Thursday, May 9, 2019

The Unknown Soldiers of Press Freedom


Joe B. Johnson, Public Diplomacy Council, May 4, 2019

composite photo of two journalists
Image from article: RFE/RL journalists Sabawoon Kakar (left) and Abadullah Hananzai (composite file photo). Photo credit: USAGM

America has five taxpayer-funded multimedia overseas broadcasters.  Practically unknown, however, is fact that 18 field reporters of those networks have been killed or missing in the last seven decades because of their service in covering events in war-torn or totalitarian countries across four continents.

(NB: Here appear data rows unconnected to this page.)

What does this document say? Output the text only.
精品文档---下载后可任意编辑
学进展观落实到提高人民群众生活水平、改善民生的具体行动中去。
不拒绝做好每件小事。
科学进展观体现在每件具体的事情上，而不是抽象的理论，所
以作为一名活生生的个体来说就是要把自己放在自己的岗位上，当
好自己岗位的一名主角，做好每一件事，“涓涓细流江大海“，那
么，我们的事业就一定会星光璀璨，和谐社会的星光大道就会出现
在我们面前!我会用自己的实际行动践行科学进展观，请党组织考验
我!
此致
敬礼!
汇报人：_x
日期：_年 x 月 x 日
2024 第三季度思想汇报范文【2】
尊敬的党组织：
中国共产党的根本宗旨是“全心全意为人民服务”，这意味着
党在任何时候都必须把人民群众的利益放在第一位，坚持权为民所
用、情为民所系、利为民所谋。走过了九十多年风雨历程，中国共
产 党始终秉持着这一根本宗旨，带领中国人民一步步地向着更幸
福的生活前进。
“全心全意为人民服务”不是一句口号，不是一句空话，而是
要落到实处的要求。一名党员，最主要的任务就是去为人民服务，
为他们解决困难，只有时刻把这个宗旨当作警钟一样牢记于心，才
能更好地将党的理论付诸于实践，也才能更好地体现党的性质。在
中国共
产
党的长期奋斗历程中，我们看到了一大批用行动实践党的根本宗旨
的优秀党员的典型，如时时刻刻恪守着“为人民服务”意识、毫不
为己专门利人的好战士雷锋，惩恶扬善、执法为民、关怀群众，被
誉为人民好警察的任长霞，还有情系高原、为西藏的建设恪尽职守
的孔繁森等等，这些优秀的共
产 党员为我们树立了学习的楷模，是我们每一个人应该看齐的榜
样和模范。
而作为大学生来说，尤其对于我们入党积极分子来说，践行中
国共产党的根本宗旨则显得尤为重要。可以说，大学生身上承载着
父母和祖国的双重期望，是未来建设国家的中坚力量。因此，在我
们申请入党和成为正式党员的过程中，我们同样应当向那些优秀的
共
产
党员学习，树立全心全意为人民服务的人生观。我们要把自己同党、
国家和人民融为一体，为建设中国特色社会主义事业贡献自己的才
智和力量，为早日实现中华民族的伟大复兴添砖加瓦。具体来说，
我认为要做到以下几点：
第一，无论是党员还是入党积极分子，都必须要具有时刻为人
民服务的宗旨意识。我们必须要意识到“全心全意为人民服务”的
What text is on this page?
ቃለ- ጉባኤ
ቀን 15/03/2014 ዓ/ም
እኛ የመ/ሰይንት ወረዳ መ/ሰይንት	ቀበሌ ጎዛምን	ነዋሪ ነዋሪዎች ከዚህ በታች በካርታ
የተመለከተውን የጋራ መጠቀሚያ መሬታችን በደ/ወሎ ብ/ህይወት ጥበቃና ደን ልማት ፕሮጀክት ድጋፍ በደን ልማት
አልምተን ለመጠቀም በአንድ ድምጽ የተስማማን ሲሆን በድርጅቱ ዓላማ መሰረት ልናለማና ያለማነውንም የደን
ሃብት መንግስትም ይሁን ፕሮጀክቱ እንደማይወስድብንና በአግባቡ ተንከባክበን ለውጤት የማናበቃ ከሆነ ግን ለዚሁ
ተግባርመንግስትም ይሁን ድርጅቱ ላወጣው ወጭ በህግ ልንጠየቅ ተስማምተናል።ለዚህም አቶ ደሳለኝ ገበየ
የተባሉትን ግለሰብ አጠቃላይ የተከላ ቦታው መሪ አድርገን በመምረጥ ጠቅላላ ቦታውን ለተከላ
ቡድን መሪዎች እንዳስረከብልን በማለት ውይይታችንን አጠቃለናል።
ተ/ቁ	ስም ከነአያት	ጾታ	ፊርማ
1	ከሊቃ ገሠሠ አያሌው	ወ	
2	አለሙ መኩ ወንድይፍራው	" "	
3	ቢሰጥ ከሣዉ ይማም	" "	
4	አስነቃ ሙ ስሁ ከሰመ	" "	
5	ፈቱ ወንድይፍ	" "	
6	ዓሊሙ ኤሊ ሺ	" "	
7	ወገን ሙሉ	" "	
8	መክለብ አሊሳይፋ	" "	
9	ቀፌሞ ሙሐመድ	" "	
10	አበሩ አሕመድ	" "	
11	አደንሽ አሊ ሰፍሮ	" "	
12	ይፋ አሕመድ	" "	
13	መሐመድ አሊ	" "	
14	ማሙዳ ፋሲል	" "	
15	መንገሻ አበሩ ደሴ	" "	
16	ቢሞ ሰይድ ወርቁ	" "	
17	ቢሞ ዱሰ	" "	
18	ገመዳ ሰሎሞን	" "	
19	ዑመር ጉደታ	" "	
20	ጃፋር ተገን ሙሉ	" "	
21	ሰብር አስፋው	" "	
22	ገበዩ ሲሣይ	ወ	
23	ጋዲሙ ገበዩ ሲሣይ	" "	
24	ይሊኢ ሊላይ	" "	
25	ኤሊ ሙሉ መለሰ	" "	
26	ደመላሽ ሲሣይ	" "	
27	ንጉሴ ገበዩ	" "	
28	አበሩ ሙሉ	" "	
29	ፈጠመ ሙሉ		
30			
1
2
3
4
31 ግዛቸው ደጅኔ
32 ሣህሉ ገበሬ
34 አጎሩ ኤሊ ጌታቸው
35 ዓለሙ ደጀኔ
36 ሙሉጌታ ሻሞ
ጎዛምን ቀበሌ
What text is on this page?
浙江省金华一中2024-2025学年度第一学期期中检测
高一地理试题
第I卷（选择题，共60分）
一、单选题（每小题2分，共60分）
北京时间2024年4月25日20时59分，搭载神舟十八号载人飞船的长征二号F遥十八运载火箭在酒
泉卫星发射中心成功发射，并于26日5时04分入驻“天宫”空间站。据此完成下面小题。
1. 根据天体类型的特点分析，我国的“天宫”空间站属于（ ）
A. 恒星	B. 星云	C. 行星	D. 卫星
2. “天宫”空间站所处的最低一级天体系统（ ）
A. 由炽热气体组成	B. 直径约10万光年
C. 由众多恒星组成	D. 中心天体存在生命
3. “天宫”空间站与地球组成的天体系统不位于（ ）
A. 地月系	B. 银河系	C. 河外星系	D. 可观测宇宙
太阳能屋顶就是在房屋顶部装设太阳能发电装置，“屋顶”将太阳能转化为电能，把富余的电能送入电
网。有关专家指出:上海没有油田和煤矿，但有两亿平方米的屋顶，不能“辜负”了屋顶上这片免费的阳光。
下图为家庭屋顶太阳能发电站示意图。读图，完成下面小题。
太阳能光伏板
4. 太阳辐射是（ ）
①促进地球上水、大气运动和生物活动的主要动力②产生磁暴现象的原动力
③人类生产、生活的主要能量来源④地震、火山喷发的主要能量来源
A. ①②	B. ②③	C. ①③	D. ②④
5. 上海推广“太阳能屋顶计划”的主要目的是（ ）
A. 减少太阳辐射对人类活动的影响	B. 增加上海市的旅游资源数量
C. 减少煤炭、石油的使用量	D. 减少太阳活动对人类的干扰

On May 3, the chief executive of the five networks, John Lansing, paid special tribute to the fallen.  “Throughout the years,” Mr. Lansing said, “those 18 colleagues have paid the ultimate price for their labors in pursuit of the truth.  I’m reminded of this grave reality every day when I pass our Fallen Journalists memorial at our headquarters in Washington, DC.
“Earlier this week,” Mr. Lansing added, “we marked the first anniversary of the deaths of three Radio Free Europe/Radio Liberty journalists.  They were senselessly killed on April 30, 2018, in Kabul, Afghanistan, in a bombing that targeted journalists.”  (You can read Lansing’s full statement here.)
In many cases, the correspondents or contract reporters of the U.S. international networks are on the front lines in totalitarian or unstable nations.  But frequently, their salaries are for part-time work, and relief for their families is lacking.  CEO Lansing announced a significant breakthrough on May 3.
The United States Agency for Global Media (umbrella organization for the five networks Lansing leads) has just launched a support group to provide financial assistance for the surviving families of its journalists killed or injured in action. It is called the USAGM Employee Association.  It is designed to help surviving families of journalists have made the ultimate sacrifice or need help with treating life-threatening injuries.
The cost of taxpayer-funded U. S. international media (TV, radio, and on-line services) is now around $745 million a year.  The networks reach an estimated 345 million unduplicated users each week in about a hundred countries.
The networks are:
  • the two government entities: the Voice of America in 46 languages and Radio-TV Marti in Spanish to Cuba, and
  • three grantee USAGM taxpayer funded networks: Radio Free Europe/Radio Liberty, Radio Free Asia, and the Middle East Broadcasting Network in Arabic.
USAGM journalists killed by adversaries of the truth since 1954 were victims of:
  • a poison-tipped umbrella six decades ago as a suspected Soviet agent stabbed a reporter who worked for both RFE/RL and VOA.
  • a barrage of gunfire that killed courageous VOA Radio Deewa reporter Mukarram Khan Aatif  as he prayed one evening in a mosque in his hometown village in northern Pakistan in 2012.
  • a bomb explosion that killed VOA photojournalist Ali Nur Said in Mogadishu, Somalia in October 2017 as he approached his own car to recover material for a feed to Washington from a nearby studio.
  • and the ISIS bombs in April 2018 (a year ago last week) that killed the two RFE/RL reporters in Afghanistan, Abadullah Hananzai and Sabawoon Kakar.  They lost their lives along with a 28-year-old female trainee, Maharram Durrani.  That was the worst single day of such tragic killings in the history of U.S. international broadcasting and the worst such bombing in Afghanistan since 2001.
As CEO Lansing told last year’s solemn World Press Freedom Day memorial ceremony:
“Their deaths will not be in vain.  We mourn their loss, but we remain steadfast.  We will not let these assaults on the press threaten our mission to engage and inform people everywhere in support of freedom and democracy.”
And Mr. Lansing concluded:
“The continued decline of press freedom worldwide as measured by Freedom House and Reporters Without Borders, affects us all.  It’s a world in which information is controlled and that foments dissent, marginalization and conflict. Protecting journalists and the work they do is to protect us all.”